Он знал их понаслышке, по описаниям крестьян. Вон тот, мосластый, с крутыми выступами на лысоватом лбу, словно его взбугрили растущие рога. — Болото Леонтьев сын. Жестокий и угрюмый человек, знакомец Бориса Годунова. Леонтьев верховодил в уезде дворянской мелкотой. Два брата Пороватых — охотники и забияки, с барсучье-злыми лицами и быстрыми глазами, доставшимися, видно, от прадеда, мордовского князька. Ещё троих Колычев по именам не знал, хотя встречал их в Порхове у воеводы. Тогда вон тот, уже почти старик, поклонился Венедикту Борисовичу — точнее, не ему, а его московской шубе, невиданной в этих оголодавших местах. Зачем они приехали?

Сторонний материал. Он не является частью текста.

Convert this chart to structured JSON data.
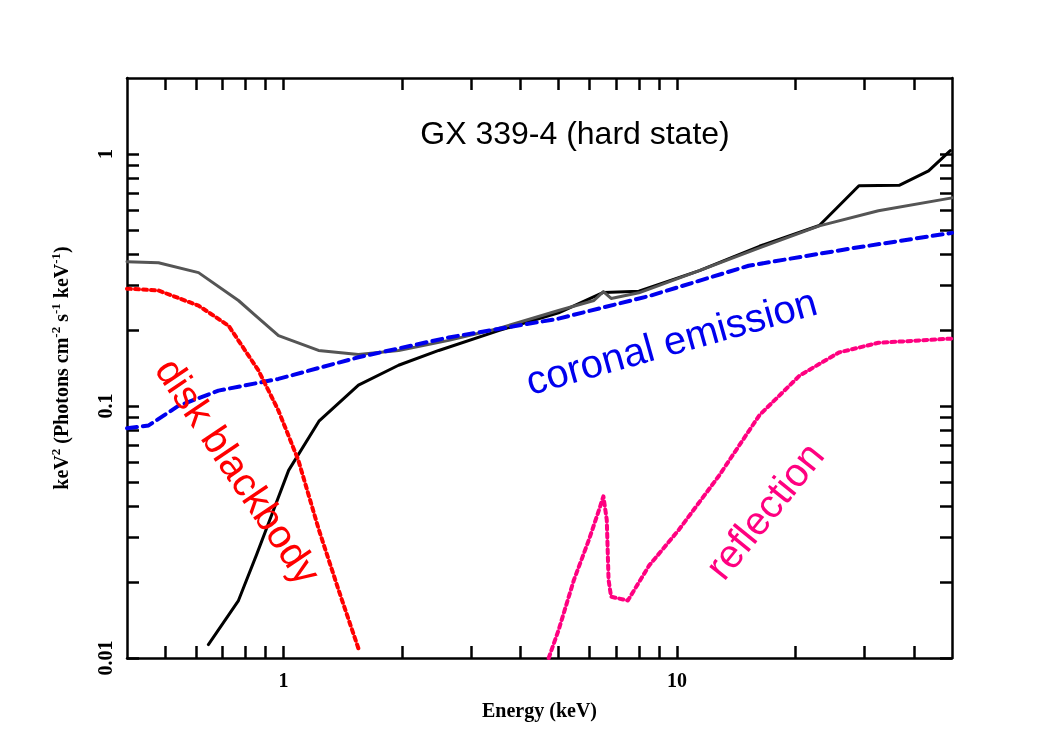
{
  "chart_data": {
    "type": "line",
    "title": "GX 339-4 (hard state)",
    "xlabel": "Energy (keV)",
    "ylabel": "keV$^{2}$ (Photons cm$^{-2}$ s$^{-1}$ keV$^{-1}$)",
    "log": "xy",
    "xlim": [
      0.4,
      50
    ],
    "ylim": [
      0.01,
      2
    ],
    "xticks": [
      {
        "value": 0.5,
        "label": null
      },
      {
        "value": 0.6,
        "label": null
      },
      {
        "value": 0.7,
        "label": null
      },
      {
        "value": 0.8,
        "label": null
      },
      {
        "value": 0.9,
        "label": null
      },
      1,
      {
        "value": 2,
        "label": null
      },
      {
        "value": 3,
        "label": null
      },
      {
        "value": 4,
        "label": null
      },
      {
        "value": 5,
        "label": null
      },
      {
        "value": 6,
        "label": null
      },
      {
        "value": 7,
        "label": null
      },
      {
        "value": 8,
        "label": null
      },
      {
        "value": 9,
        "label": null
      },
      10,
      {
        "value": 20,
        "label": null
      },
      {
        "value": 30,
        "label": null
      },
      {
        "value": 40,
        "label": null
      }
    ],
    "yticks": [
      0.01,
      {
        "value": 0.02,
        "label": null
      },
      {
        "value": 0.03,
        "label": null
      },
      {
        "value": 0.04,
        "label": null
      },
      {
        "value": 0.05,
        "label": null
      },
      {
        "value": 0.06,
        "label": null
      },
      {
        "value": 0.07,
        "label": null
      },
      {
        "value": 0.08,
        "label": null
      },
      {
        "value": 0.09,
        "label": null
      },
      0.1,
      {
        "value": 0.2,
        "label": null
      },
      {
        "value": 0.3,
        "label": null
      },
      {
        "value": 0.4,
        "label": null
      },
      {
        "value": 0.5,
        "label": null
      },
      {
        "value": 0.6,
        "label": null
      },
      {
        "value": 0.7,
        "label": null
      },
      {
        "value": 0.8,
        "label": null
      },
      {
        "value": 0.9,
        "label": null
      },
      1
    ],
    "grid": false,
    "legend": false,
    "marker": "none",
    "series": [
      {
        "color": "#000000",
        "line_style": "solid",
        "x": [
          0.644,
          0.768,
          0.854,
          1.03,
          1.23,
          1.55,
          1.96,
          2.48,
          3.52,
          5.0,
          6.5,
          8.0,
          11.4,
          16.2,
          23,
          29,
          36.7,
          43.6,
          49.5
        ],
        "values": [
          0.0113,
          0.0169,
          0.0257,
          0.0555,
          0.087,
          0.121,
          0.145,
          0.166,
          0.199,
          0.234,
          0.282,
          0.285,
          0.344,
          0.43,
          0.52,
          0.747,
          0.75,
          0.856,
          1.03
        ]
      },
      {
        "color": "#555555",
        "line_style": "solid",
        "x": [
          0.4,
          0.481,
          0.608,
          0.768,
          0.971,
          1.227,
          1.55,
          1.96,
          2.63,
          3.52,
          5.0,
          6.15,
          6.5,
          6.8,
          8.0,
          11.4,
          16.2,
          23,
          32.5,
          50
        ],
        "values": [
          0.373,
          0.37,
          0.338,
          0.262,
          0.19,
          0.166,
          0.16,
          0.166,
          0.182,
          0.203,
          0.239,
          0.262,
          0.284,
          0.267,
          0.281,
          0.344,
          0.424,
          0.518,
          0.595,
          0.669
        ]
      },
      {
        "name": "coronal emission",
        "color": "#0000ee",
        "line_style": "dashed",
        "x": [
          0.4,
          0.454,
          0.54,
          0.683,
          0.97,
          1.55,
          2.63,
          5.0,
          8.5,
          15.2,
          27.3,
          50
        ],
        "values": [
          0.0815,
          0.0837,
          0.1,
          0.115,
          0.128,
          0.156,
          0.187,
          0.222,
          0.273,
          0.36,
          0.42,
          0.486
        ]
      },
      {
        "name": "disk blackbody",
        "color": "#ff0000",
        "line_style": "dotted",
        "x": [
          0.4,
          0.481,
          0.608,
          0.725,
          0.864,
          0.97,
          1.09,
          1.23,
          1.38,
          1.55
        ],
        "values": [
          0.292,
          0.287,
          0.25,
          0.208,
          0.138,
          0.096,
          0.061,
          0.0322,
          0.0186,
          0.0109
        ]
      },
      {
        "name": "reflection",
        "color": "#ff0080",
        "line_style": "dotted",
        "x": [
          4.72,
          5.0,
          5.47,
          5.97,
          6.33,
          6.5,
          6.63,
          6.7,
          6.8,
          7.5,
          8.5,
          10.1,
          12.8,
          16.2,
          20.5,
          25.8,
          32.5,
          50
        ],
        "values": [
          0.01,
          0.0129,
          0.0204,
          0.0294,
          0.0385,
          0.0438,
          0.0353,
          0.0204,
          0.0175,
          0.0169,
          0.0233,
          0.0322,
          0.053,
          0.0919,
          0.132,
          0.163,
          0.178,
          0.185
        ]
      }
    ]
  }
}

Леонтьев встал и еле заметно поклонился. Остальные сделали то же с опозданием, как бывает, если младшие слишком напряжённо следят за старшим. Кстати внесли медовуху. На столе уже были миски с варёным мясом, склянки с уксусом, горой лежала сухая рыбка, на деревянном блюде — гретая капуста.
Ещё раз оглядев гостей, Венедикт Борисович почувствовал мучительное желание мира и любви, как всегда, если неизбежно предстояло спорить, отстаивать своё. В его характере была сильна инерция покоя.
— Гостям мы рады, — сказал он и, задев плечом замешкавшегося Никиту Пороватого, прошёл к своему месту во главе стола.